Cate Blanchett est bigger than life. La preuve, les titres de ses films se limitent parfois à la simple adoration de son nom: Elizabeth, Charlotte Gray, Veronica Guerin, tandis que quelques fioritures viennent à l’occasion habiller l’ensemble avec Oscar et Lucinda ou Thank God He Met Lizzie, deux films de sa jeune carrière australienne. Dans Paradise Road ou Heaven, si l’on ne prononce son nom, ce sont malgré tout les cieux qui lui sont promis. Son aura spectaculaire a reçu un nouveau coup de lustre lors de l’incarnation oscarisée d’une autre reine: Katharine Hepburn dans Aviator de Martin Scorsese – à vrai dire, presque une évidence, avant d’être Ingrid Bergman réincarnée sur l’affiche de The Good German. Il reste de Cate Blanchett ce fieffé panache qui porte une affiche et une œuvre, ce pouvoir d’habiter les esprits en captant leur réalité tout en les poussant au surnaturel. Pour s’en convaincre, voir Elizabeth, reine vierge et extra-terrestre, ou Philippa, poème qui marche en même temps vers la mort et la vie.

VIENS VOIR LES COMEDIENS

Cate Blanchett est une actrice – on s’en serait douté. Mais de la race des acharnées aux ongles musclés. Tête de série de sa troupe théâtrale au collège, diplômée de l’Institut National d’Arts Dramatiques en Australie à l’âge de 23 ans, membre du théâtre de Sydney, gagnante du prix de la meilleure comédienne et de la révélation d’entrée (ce qui tenait de l’inédit), partenaire d’un certain Geoffrey Rush, jonglant avec virtuosité entre David Mamet et William Shakespeare, croulant sous les prix de la critique pour son premier rôle principal au cinéma (et non des moindres) avec Elizabeth, gagnante d’un Golden Globe, son pedigree tient de la classe la plus impressionnante qui soit.
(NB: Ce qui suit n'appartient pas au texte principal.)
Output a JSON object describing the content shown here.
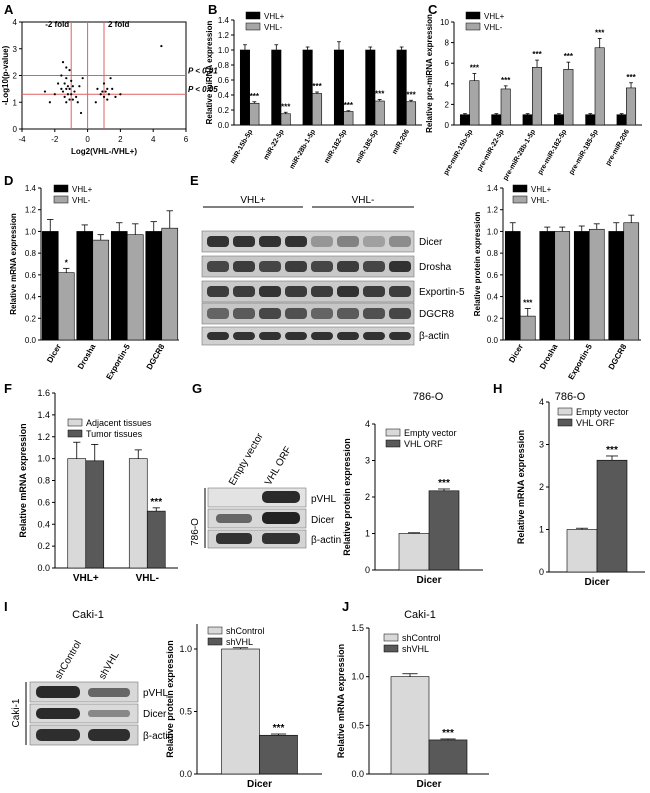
{
  "colors": {
    "black": "#000000",
    "gray": "#a6a6a6",
    "light": "#d9d9d9",
    "dark": "#595959",
    "red": "#e06060"
  },
  "panel_labels": {
    "A": "A",
    "B": "B",
    "C": "C",
    "D": "D",
    "E": "E",
    "F": "F",
    "G": "G",
    "H": "H",
    "I": "I",
    "J": "J"
  },
  "chart_data": [
    {
      "id": "A",
      "type": "scatter",
      "xlabel": "Log2(VHL-/VHL+)",
      "ylabel": "-Log10(p-value)",
      "xlim": [
        -4,
        6
      ],
      "ylim": [
        0,
        4
      ],
      "xticks": [
        "-4",
        "-2",
        "0",
        "2",
        "4",
        "6"
      ],
      "yticks": [
        "0",
        "1",
        "2",
        "3",
        "4"
      ],
      "vlines": [
        {
          "x": -1,
          "label": "-2 fold"
        },
        {
          "x": 1,
          "label": "2 fold"
        }
      ],
      "hlines": [
        {
          "y": 2.0,
          "label": "P < 0.01"
        },
        {
          "y": 1.3,
          "label": "P < 0.05"
        }
      ],
      "points": [
        [
          4.5,
          3.1
        ],
        [
          -1.5,
          2.5
        ],
        [
          -1.3,
          2.3
        ],
        [
          -1.1,
          2.2
        ],
        [
          -1.6,
          2.0
        ],
        [
          -1.3,
          1.9
        ],
        [
          -1.0,
          1.8
        ],
        [
          -1.4,
          1.7
        ],
        [
          -1.2,
          1.6
        ],
        [
          -0.9,
          1.6
        ],
        [
          -1.3,
          1.5
        ],
        [
          -1.1,
          1.5
        ],
        [
          -1.5,
          1.4
        ],
        [
          -0.8,
          1.4
        ],
        [
          -1.2,
          1.3
        ],
        [
          -1.0,
          1.3
        ],
        [
          -1.4,
          1.2
        ],
        [
          -0.7,
          1.2
        ],
        [
          -1.1,
          1.1
        ],
        [
          -0.9,
          1.1
        ],
        [
          -1.3,
          1.0
        ],
        [
          -1.6,
          1.5
        ],
        [
          -2.0,
          1.3
        ],
        [
          -2.3,
          1.0
        ],
        [
          -2.6,
          1.4
        ],
        [
          -0.5,
          1.6
        ],
        [
          -0.3,
          1.9
        ],
        [
          -0.6,
          1.0
        ],
        [
          1.0,
          1.7
        ],
        [
          1.2,
          1.5
        ],
        [
          1.1,
          1.4
        ],
        [
          1.3,
          1.3
        ],
        [
          0.9,
          1.4
        ],
        [
          1.5,
          1.5
        ],
        [
          1.7,
          1.2
        ],
        [
          1.0,
          1.2
        ],
        [
          0.8,
          1.3
        ],
        [
          1.2,
          1.1
        ],
        [
          0.6,
          1.5
        ],
        [
          2.0,
          1.3
        ],
        [
          -0.4,
          0.6
        ],
        [
          0.5,
          1.0
        ],
        [
          1.4,
          1.9
        ],
        [
          -1.8,
          1.7
        ]
      ]
    },
    {
      "id": "B",
      "type": "bar",
      "ylabel": "Relative miRNA expression",
      "ylim": [
        0,
        1.4
      ],
      "yticks": [
        "0.0",
        "0.2",
        "0.4",
        "0.6",
        "0.8",
        "1.0",
        "1.2",
        "1.4"
      ],
      "categories": [
        "miR-15b-5p",
        "miR-22-5p",
        "miR-28b-1-5p",
        "miR-182-5p",
        "miR-185-5p",
        "miR-206"
      ],
      "series": [
        {
          "name": "VHL+",
          "values": [
            1.0,
            1.0,
            1.0,
            1.0,
            1.0,
            1.0
          ],
          "errors": [
            0.07,
            0.07,
            0.04,
            0.11,
            0.04,
            0.04
          ]
        },
        {
          "name": "VHL-",
          "values": [
            0.29,
            0.15,
            0.42,
            0.18,
            0.32,
            0.31
          ],
          "errors": [
            0.02,
            0.02,
            0.02,
            0.01,
            0.02,
            0.02
          ]
        }
      ],
      "stars": [
        "***",
        "***",
        "***",
        "***",
        "***",
        "***"
      ]
    },
    {
      "id": "C",
      "type": "bar",
      "ylabel": "Relative pre-miRNA expression",
      "ylim": [
        0,
        10
      ],
      "yticks": [
        "0",
        "2",
        "4",
        "6",
        "8",
        "10"
      ],
      "categories": [
        "pre-miR-15b-5p",
        "pre-miR-22-5p",
        "pre-miR-28b-1-5p",
        "pre-miR-182-5p",
        "pre-miR-185-5p",
        "pre-miR-206"
      ],
      "series": [
        {
          "name": "VHL+",
          "values": [
            1.0,
            1.0,
            1.0,
            1.0,
            1.0,
            1.0
          ],
          "errors": [
            0.1,
            0.1,
            0.1,
            0.1,
            0.1,
            0.1
          ]
        },
        {
          "name": "VHL-",
          "values": [
            4.3,
            3.5,
            5.6,
            5.4,
            7.5,
            3.6
          ],
          "errors": [
            0.7,
            0.3,
            0.7,
            0.7,
            0.9,
            0.5
          ]
        }
      ],
      "stars": [
        "***",
        "***",
        "***",
        "***",
        "***",
        "***"
      ]
    },
    {
      "id": "D",
      "type": "bar",
      "ylabel": "Relative mRNA expression",
      "ylim": [
        0,
        1.4
      ],
      "yticks": [
        "0.0",
        "0.2",
        "0.4",
        "0.6",
        "0.8",
        "1.0",
        "1.2",
        "1.4"
      ],
      "categories": [
        "Dicer",
        "Drosha",
        "Exportin-5",
        "DGCR8"
      ],
      "series": [
        {
          "name": "VHL+",
          "values": [
            1.0,
            1.0,
            1.0,
            1.0
          ],
          "errors": [
            0.11,
            0.06,
            0.08,
            0.09
          ],
          "color": "#000000"
        },
        {
          "name": "VHL-",
          "values": [
            0.62,
            0.92,
            0.97,
            1.03
          ],
          "errors": [
            0.04,
            0.05,
            0.1,
            0.16
          ],
          "color": "#a6a6a6"
        }
      ],
      "stars": [
        "*",
        "",
        "",
        ""
      ]
    },
    {
      "id": "E",
      "type": "bar",
      "ylabel": "Relative protein expression",
      "ylim": [
        0,
        1.4
      ],
      "yticks": [
        "0.0",
        "0.2",
        "0.4",
        "0.6",
        "0.8",
        "1.0",
        "1.2",
        "1.4"
      ],
      "categories": [
        "Dicer",
        "Drosha",
        "Exportin-5",
        "DGCR8"
      ],
      "series": [
        {
          "name": "VHL+",
          "values": [
            1.0,
            1.0,
            1.0,
            1.0
          ],
          "errors": [
            0.08,
            0.04,
            0.05,
            0.08
          ],
          "color": "#000000"
        },
        {
          "name": "VHL-",
          "values": [
            0.22,
            1.0,
            1.02,
            1.08
          ],
          "errors": [
            0.07,
            0.04,
            0.05,
            0.07
          ],
          "color": "#a6a6a6"
        }
      ],
      "stars": [
        "***",
        "",
        "",
        ""
      ]
    },
    {
      "id": "F",
      "type": "bar",
      "ylabel": "Relative mRNA expression",
      "ylim": [
        0,
        1.6
      ],
      "yticks": [
        "0.0",
        "0.2",
        "0.4",
        "0.6",
        "0.8",
        "1.0",
        "1.2",
        "1.4",
        "1.6"
      ],
      "categories": [
        "VHL+",
        "VHL-"
      ],
      "series": [
        {
          "name": "Adjacent tissues",
          "values": [
            1.0,
            1.0
          ],
          "errors": [
            0.15,
            0.08
          ],
          "color": "#d9d9d9"
        },
        {
          "name": "Tumor tissues",
          "values": [
            0.98,
            0.52
          ],
          "errors": [
            0.15,
            0.03
          ],
          "color": "#595959"
        }
      ],
      "stars": [
        "",
        "***"
      ]
    },
    {
      "id": "G",
      "type": "bar",
      "title": "786-O",
      "ylabel": "Relative protein expression",
      "ylim": [
        0,
        4
      ],
      "yticks": [
        "0",
        "1",
        "2",
        "3",
        "4"
      ],
      "categories": [
        "Dicer"
      ],
      "series": [
        {
          "name": "Empty vector",
          "values": [
            1.0
          ],
          "errors": [
            0.02
          ],
          "color": "#d9d9d9"
        },
        {
          "name": "VHL ORF",
          "values": [
            2.17
          ],
          "errors": [
            0.05
          ],
          "color": "#595959"
        }
      ],
      "stars": [
        "***"
      ]
    },
    {
      "id": "H",
      "type": "bar",
      "title": "786-O",
      "ylabel": "Relative mRNA expression",
      "ylim": [
        0,
        4
      ],
      "yticks": [
        "0",
        "1",
        "2",
        "3",
        "4"
      ],
      "categories": [
        "Dicer"
      ],
      "series": [
        {
          "name": "Empty vector",
          "values": [
            1.0
          ],
          "errors": [
            0.03
          ],
          "color": "#d9d9d9"
        },
        {
          "name": "VHL ORF",
          "values": [
            2.63
          ],
          "errors": [
            0.1
          ],
          "color": "#595959"
        }
      ],
      "stars": [
        "***"
      ]
    },
    {
      "id": "I",
      "type": "bar",
      "ylabel": "Relative protein expression",
      "ylim": [
        0,
        1.2
      ],
      "yticks": [
        "0.0",
        "0.5",
        "1.0"
      ],
      "categories": [
        "Dicer"
      ],
      "series": [
        {
          "name": "shControl",
          "values": [
            1.0
          ],
          "errors": [
            0.01
          ],
          "color": "#d9d9d9"
        },
        {
          "name": "shVHL",
          "values": [
            0.31
          ],
          "errors": [
            0.01
          ],
          "color": "#595959"
        }
      ],
      "stars": [
        "***"
      ]
    },
    {
      "id": "J",
      "type": "bar",
      "title": "Caki-1",
      "ylabel": "Relative mRNA expression",
      "ylim": [
        0,
        1.5
      ],
      "yticks": [
        "0.0",
        "0.5",
        "1.0",
        "1.5"
      ],
      "categories": [
        "Dicer"
      ],
      "series": [
        {
          "name": "shControl",
          "values": [
            1.0
          ],
          "errors": [
            0.03
          ],
          "color": "#d9d9d9"
        },
        {
          "name": "shVHL",
          "values": [
            0.35
          ],
          "errors": [
            0.01
          ],
          "color": "#595959"
        }
      ],
      "stars": [
        "***"
      ]
    }
  ],
  "blots": {
    "E": {
      "groups": [
        "VHL+",
        "VHL-"
      ],
      "bands": [
        "Dicer",
        "Drosha",
        "Exportin-5",
        "DGCR8",
        "β-actin"
      ]
    },
    "G": {
      "cell": "786-O",
      "lanes": [
        "Empty vector",
        "VHL ORF"
      ],
      "bands": [
        "pVHL",
        "Dicer",
        "β-actin"
      ]
    },
    "I": {
      "cell": "Caki-1",
      "lanes": [
        "shControl",
        "shVHL"
      ],
      "bands": [
        "pVHL",
        "Dicer",
        "β-actin"
      ]
    }
  },
  "caki_title": "Caki-1"
}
Il reste certes cette breloque d’Oscar revenu cette année-là de manière totalement farfelue à Gwyneth Paltrow, ce qui n’a pas empêché Blanchett de bondir sur le trampoline présenté. Depuis, la nouvelle reine s’affiche et brûle la toile, tenant tête à Judi Dench dans le bouillant Chronique d’un scandale, à des années lumières de son premier tournage, à 18 ans, au Caire, où elle était noyée dans une foule qui privait le public de son visage. Celui-ci est aujourd’hui, et à juste titre, l’un des plus éclairés.